This summer, four of the five largest national health insurance companies proposed mergers – with each other. The acquisition of Cigna by Anthem and Humana by Aetna would reduce the “big five” to three. Provider groups, including the American Hospital Association and American Medical Association are alarmed, citing the potentially anticompetitive nature of these mergers.
It is true that many aspects of the health insurance market are already highly concentrated. In 2013, there were states where the individual and small group markets were dominated by companies with upwards of 70, 80, and even 90 percent market share. The Affordable Care Act introduced health insurance exchanges in an effort to stimulate competition – and it seems to be working. On the Medicare side, a new report by the Commonwealth Fund found that only one (!) of the nation’s 2,933 counties had a competitive Medicare Advantage market. Medicaid has so much going on that it is the subject for another post entirely – but worth noting here that Medicaid managed care is on the rise and projected to cover more than 75 percent of enrollees within the coming year, so the role of private insurers in Medicaid is growing rapidly.
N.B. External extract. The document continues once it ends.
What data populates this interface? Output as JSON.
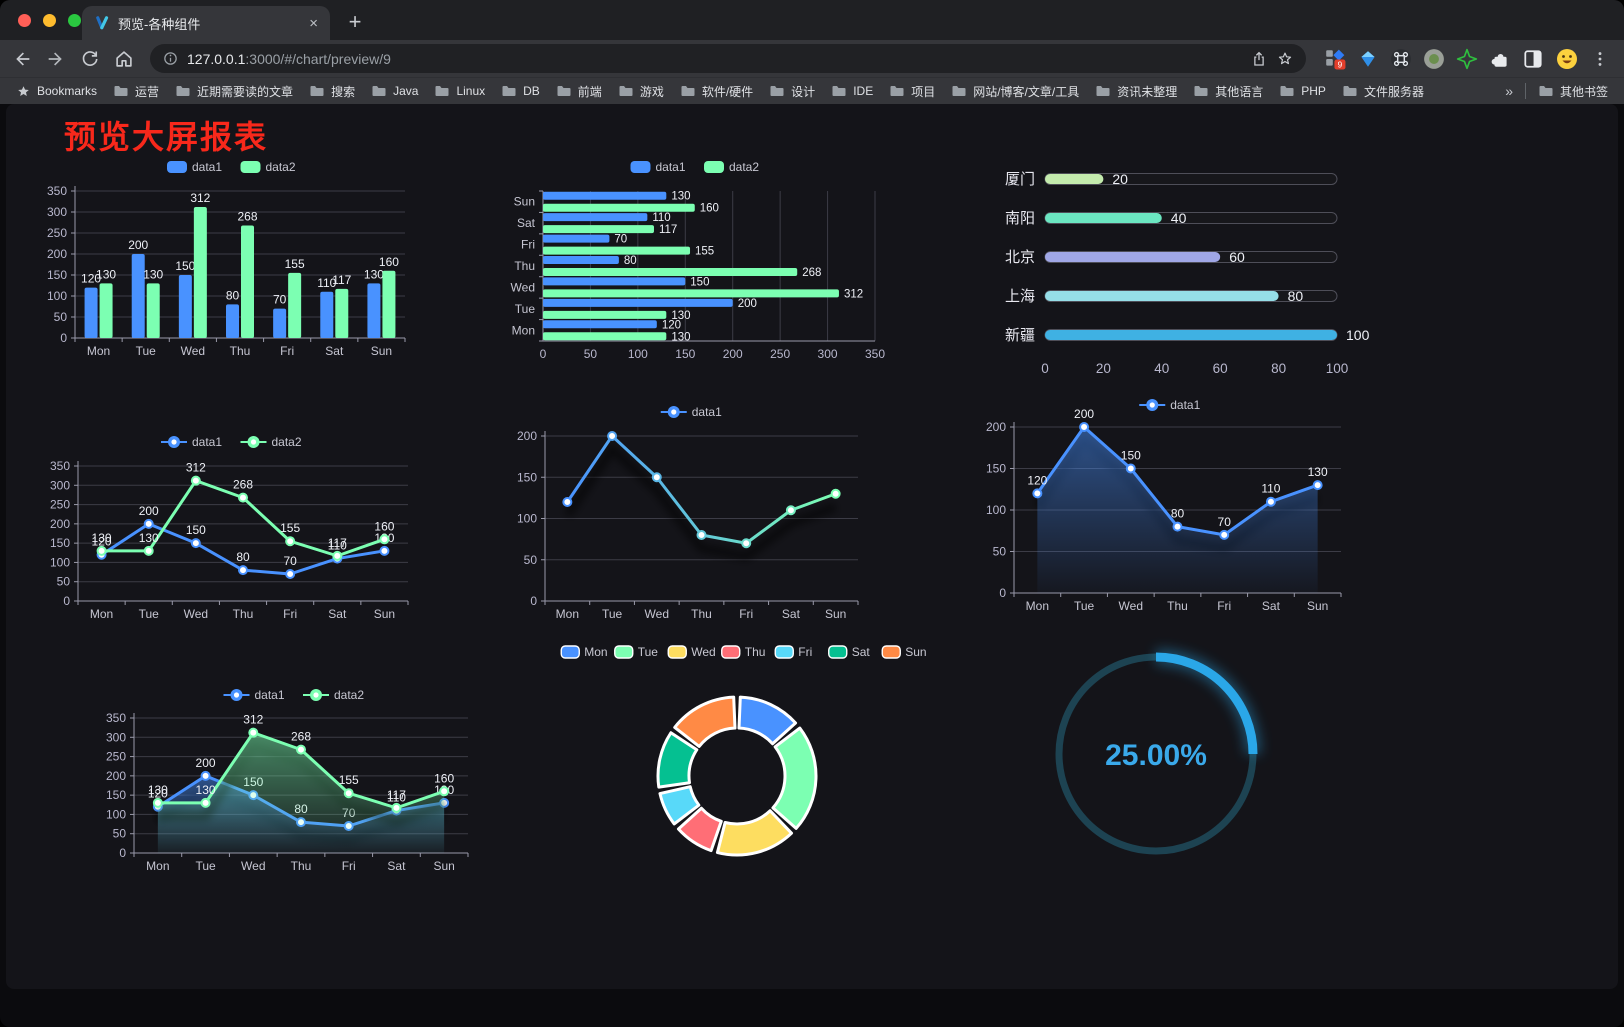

The insurance companies argue that the upside of consolidation is increased bargaining power with providers, enabling them to negotiate better rates and value-based contracts. It’s important at this point to note that while some provider groups are decrying insurance mergers as anticompetitive, there is a tremendous amount of consolidation underway on the provider side, too. A recent analysis finds that half (150/306) of hospital referral regions (HRR) are highly concentrated, and none are highly competitive. There is evidence that concentrated markets reduce price competition, and may also have implications for quality.
In addition to horizontal integration, vertical integration among providers is also at work. In the latter case, collaboration between different types of providers (i.e. Accountable Care Organizations, bundled payments) is being directly encouraged by federal policies. These new delivery models are testing economic incentives to support better care coordination, which could have consequences, intended or not, for market concentration.
Insurers and providers are circling each other warily, seeking leverage. Both are using the same arguments to justify their respective positions – and to critique the other. Both have argued that mergers can create economies of scale that improve efficiency and reduce costs. However, whether this is true, and whether savings would be passed to consumers (or taxpayers, in the case of government programs) is a big question. It is telling that payers and providers each think consolidation of their counterparts is a bad thing. As the tension between coordination and competition plays out, we need to think critically about the tradeoffs and what economic, legal, and clinical tools we have available to optimize the care for patients.